Wearing nothing but jeans and a sweatshirt, he happily hopped across the frozen sand and charged into the ocean.  I couldn’t believe it.  He was wading, barefoot, through the frigid shallows, so that he could throw his line into the deep water.  I hated him.  I knew I had to follow him in, or forever be lesser the man.

I removed my shoes, grumbling, but secretly thrilled.  Instead of sleeping in my bed, I was charging into the frozen November Atlantic.  The water was ice cold, and I instantly lost all feeling in my feet.  I waded several hundred feet out, near where Dave was.  The water was up to my chest, and I wondered whether I would die of pneumonia two days later.  “Aint no way we came this far, just to go home without even trying” Dave cried above the roar of the breakers.  I rallied to his cry, and launched my line beyond where the waves were breaking.  I too, became giddy with enthusiasm.  I would catch a fish or die.

Okay, maybe not die, but, I’d sure try and catch a fish, hopefully before my coffee on the shore got cold.

After twenty minutes of this idiocy, Dave slinked back to shore, defeated.  It was my turn to lift my wounded comrade.  “Dave, just a few more throws, alright you little wussy nurse?”  I yelled.  “Just don’t hurt your pretty hands, you precious painter!” Dave answered.

All of a sudden, my pole began moving.  It was a striped bass, violently fighting my line.  Dave yells out “walk to shore, pull her in sloooowly.”  After a few minutes, a puny little fish came flopping out of the water.  Dave threw him back.  We both headed back into the waves, and threw our lines in.  There we were, the artist and the nurse, transferring all of our professional angst into fishing fury.

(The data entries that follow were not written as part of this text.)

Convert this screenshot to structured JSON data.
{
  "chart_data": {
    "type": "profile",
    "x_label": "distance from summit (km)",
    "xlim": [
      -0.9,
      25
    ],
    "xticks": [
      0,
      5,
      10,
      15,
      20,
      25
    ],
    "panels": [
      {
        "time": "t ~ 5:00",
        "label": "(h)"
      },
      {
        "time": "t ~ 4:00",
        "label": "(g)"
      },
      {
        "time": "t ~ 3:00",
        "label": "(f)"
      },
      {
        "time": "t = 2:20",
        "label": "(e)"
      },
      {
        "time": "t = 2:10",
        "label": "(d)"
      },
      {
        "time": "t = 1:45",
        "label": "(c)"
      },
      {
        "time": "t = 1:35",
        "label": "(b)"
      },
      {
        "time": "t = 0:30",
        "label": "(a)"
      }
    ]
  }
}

Suddenly, Dave’s pole doubles over, and we both head to the shore.  Two minutes later, Dave reels in a beautiful striped bass that was just… an inch or two under the size limit.  He looks up.  I looks left.  He looks right.  I look down.  Standing nearby, there are some people who are watching us intently and looked suspiciously like Environmental Police.  Dave and I contemplate killing them, but quickly agree that it is a very foolish idea- it is quite difficult work to efficiently bury a body in the sand, being as the waves will quickly come and undo all your hard labor.  Forlorn, Dave takes the fish, turns his back to the Environmental Police, sadly walks to the water and… stuffs the fish in his nearby, empty boot.  “Go, go, go!” Dave whispers.  “Grab the poles, grab your stuff, let’s gooo!”  Dave tucks the boot under his arm, and tries his best to keep the boot from flopping around violently.  He grimaces as the boot shakes and wobbles beneath his arm, flapping against his torso.  We aimlessly saunter past the onlookers, smiling emptily, as fishermen will.  As soon as we got to the truck, we throw the boot, fish and all, into the bed of the truck.  “GO GO GO GO GO GO!!!!”  Dave yells.  I try to peel out, but my truck is kind of pathetic, so we just kind of pull out at an awkward acceleration.  I turn the volume up on an Irish fiddle reel, and we laugh as we head off in soggy clothes into the distance.

Three hours later, I had this painting done, as a sort of thank you gift for Dave.  I don’t know about the painting, but the story is great.